I had a talk with my oncologist (also in Ontario) about this yesterday at our quarterly appointment. He was a resident at Harvard Medical School before returning to Canada, so he's quite familiar with PSMA PET, even though it became available in Canada only in 2022 when the makers of the radioactive agent finally bothered to get it approved here.
He knows he can talk frankly with me — which I appreciate — and he said the biggest challenge with PSMA PET is that the field doesn't know yet exactly what to do with the results. By that, he doesn't mean that they're ignorant of the latest treatment options, but (I think) that the body of research isn't there yet to establish whether they're over-/under-treating based on the more-sensitive results that PSMA PET provides over CT, MRI, and/or bone scan.
That makes sense to me.

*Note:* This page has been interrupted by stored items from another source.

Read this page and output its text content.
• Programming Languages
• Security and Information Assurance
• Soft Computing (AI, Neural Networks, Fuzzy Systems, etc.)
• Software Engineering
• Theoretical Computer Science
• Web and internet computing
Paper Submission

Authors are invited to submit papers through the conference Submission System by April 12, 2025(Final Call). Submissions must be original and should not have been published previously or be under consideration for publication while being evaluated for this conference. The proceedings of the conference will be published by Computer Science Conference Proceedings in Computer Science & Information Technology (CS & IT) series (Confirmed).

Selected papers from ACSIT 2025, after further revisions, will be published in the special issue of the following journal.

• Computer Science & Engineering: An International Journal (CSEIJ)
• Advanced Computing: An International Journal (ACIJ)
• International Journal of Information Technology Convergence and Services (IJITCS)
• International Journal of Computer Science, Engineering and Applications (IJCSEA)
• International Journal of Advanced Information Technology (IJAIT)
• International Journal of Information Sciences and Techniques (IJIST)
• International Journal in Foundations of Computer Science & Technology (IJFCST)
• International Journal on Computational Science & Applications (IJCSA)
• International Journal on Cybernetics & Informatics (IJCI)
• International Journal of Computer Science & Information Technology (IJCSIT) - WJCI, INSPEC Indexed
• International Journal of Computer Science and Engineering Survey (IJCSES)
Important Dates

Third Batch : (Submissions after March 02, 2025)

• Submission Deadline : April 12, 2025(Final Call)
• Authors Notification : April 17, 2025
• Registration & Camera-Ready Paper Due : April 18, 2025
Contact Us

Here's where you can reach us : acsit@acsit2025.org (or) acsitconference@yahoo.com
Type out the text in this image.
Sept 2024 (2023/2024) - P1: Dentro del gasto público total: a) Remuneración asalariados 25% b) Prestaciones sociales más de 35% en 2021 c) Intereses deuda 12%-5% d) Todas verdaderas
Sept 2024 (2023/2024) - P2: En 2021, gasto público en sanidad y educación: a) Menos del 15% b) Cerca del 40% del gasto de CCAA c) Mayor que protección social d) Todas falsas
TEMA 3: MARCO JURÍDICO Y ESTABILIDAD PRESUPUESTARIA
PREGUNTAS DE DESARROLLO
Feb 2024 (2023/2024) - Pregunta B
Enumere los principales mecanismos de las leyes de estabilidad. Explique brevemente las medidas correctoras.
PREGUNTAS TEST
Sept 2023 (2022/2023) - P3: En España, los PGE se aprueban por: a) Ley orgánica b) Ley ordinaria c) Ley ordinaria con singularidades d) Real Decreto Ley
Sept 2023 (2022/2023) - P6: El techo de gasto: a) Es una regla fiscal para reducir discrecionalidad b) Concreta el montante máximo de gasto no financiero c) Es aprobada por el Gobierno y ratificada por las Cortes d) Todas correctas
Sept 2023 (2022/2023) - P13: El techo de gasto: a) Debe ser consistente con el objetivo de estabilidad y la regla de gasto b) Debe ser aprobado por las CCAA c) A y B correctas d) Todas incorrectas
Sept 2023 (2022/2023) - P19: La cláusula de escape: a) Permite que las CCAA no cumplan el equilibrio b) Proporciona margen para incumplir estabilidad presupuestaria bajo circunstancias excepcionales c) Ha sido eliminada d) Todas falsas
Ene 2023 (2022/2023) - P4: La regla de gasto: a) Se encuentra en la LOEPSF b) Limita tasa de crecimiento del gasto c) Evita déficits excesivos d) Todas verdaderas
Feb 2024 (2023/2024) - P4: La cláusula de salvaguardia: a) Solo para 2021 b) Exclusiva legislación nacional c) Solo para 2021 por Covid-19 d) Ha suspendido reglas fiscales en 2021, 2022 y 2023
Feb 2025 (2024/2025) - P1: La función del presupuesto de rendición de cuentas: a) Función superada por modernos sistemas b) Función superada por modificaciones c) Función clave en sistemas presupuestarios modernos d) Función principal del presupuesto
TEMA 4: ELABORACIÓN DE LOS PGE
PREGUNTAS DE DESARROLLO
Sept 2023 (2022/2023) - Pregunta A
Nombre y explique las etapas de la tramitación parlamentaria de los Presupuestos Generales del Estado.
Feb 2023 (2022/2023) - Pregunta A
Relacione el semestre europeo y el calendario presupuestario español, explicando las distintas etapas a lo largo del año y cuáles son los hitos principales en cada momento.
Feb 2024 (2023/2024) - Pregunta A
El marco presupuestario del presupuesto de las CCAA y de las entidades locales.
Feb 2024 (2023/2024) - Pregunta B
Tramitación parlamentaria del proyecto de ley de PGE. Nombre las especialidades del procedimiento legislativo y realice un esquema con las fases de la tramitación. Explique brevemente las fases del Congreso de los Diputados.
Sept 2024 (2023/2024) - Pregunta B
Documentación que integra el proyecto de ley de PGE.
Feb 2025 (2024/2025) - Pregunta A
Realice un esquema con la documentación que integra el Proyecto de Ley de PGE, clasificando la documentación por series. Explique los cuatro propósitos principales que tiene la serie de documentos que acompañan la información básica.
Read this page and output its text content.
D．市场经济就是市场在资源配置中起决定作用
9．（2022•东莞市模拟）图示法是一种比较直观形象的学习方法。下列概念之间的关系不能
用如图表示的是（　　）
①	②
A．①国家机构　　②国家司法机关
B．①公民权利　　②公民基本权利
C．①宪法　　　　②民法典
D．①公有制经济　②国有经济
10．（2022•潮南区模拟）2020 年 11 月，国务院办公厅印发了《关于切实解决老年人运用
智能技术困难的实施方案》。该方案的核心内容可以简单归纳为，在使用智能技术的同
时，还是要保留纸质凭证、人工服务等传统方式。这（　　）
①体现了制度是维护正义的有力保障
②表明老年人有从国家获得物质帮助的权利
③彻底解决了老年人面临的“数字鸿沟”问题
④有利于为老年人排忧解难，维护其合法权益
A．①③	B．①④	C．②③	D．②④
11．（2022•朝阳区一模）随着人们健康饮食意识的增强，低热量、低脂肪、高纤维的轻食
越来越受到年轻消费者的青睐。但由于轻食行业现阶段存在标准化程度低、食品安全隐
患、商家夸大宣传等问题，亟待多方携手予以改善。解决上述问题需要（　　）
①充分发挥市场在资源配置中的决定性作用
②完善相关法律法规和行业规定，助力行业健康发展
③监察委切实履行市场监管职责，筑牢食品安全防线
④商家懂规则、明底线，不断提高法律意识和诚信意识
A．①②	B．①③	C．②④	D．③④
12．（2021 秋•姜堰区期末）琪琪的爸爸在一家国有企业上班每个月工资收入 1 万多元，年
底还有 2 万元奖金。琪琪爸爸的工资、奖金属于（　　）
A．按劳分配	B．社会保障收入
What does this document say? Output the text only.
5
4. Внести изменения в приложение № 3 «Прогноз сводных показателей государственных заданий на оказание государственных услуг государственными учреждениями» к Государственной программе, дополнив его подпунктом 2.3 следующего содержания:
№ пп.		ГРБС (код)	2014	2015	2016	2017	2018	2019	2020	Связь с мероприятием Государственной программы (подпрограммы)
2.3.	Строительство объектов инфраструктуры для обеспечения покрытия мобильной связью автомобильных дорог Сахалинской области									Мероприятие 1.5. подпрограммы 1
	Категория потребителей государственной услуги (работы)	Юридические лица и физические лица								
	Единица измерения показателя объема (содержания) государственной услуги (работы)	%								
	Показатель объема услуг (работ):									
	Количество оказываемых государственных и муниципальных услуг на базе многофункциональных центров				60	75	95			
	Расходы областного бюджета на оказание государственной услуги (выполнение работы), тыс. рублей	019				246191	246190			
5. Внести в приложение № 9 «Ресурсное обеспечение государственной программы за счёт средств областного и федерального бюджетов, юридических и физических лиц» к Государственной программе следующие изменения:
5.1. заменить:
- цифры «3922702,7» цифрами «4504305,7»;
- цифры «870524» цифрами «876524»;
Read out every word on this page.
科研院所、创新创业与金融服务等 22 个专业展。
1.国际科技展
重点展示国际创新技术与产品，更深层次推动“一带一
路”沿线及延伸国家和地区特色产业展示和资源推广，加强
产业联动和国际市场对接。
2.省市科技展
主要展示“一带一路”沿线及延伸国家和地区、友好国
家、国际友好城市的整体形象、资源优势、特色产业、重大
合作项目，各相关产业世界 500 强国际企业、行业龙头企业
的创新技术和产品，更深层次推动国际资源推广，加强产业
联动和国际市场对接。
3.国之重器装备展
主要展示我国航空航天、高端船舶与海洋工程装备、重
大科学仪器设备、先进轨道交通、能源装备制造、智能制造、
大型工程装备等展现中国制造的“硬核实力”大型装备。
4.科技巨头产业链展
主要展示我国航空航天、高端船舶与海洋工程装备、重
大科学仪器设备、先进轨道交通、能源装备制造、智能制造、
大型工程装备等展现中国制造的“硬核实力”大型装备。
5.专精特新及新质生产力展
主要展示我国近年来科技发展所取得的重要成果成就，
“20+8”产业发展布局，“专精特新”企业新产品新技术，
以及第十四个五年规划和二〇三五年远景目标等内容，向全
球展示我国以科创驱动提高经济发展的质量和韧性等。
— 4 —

It's the same problem they faced a few decades ago when PSA screening first became available, and they were way overtreating people based on small PSA rises "just to be safe," because they didn't have other risk-assessment tools and best-practices established yet.
PSMA PET scans are available at my Cancer Centre, but his advice is to wait until my PSA starts rising above 0 before getting one, because then the treatment options will be clearer if the scan shows some potential tiny positive results. As long as my PSA is 0 on the ultrasensitive test, nothing's growing, so leave well enough alone. YMMV.
That really makes a lot of sense. It’s pro-forma here in the U.S. but we’ve learned that “clear” doesn’t mean much, “suspicious” is mere interpretation, and “suggestive” means absolutely nothing.
Add to this the fact that PSMA picks up other echoes from normal tissues and you have to wonder why we use it at all.
Maybe the older Axumin scans weren’t so bad after all. Thanks, North, for sharing.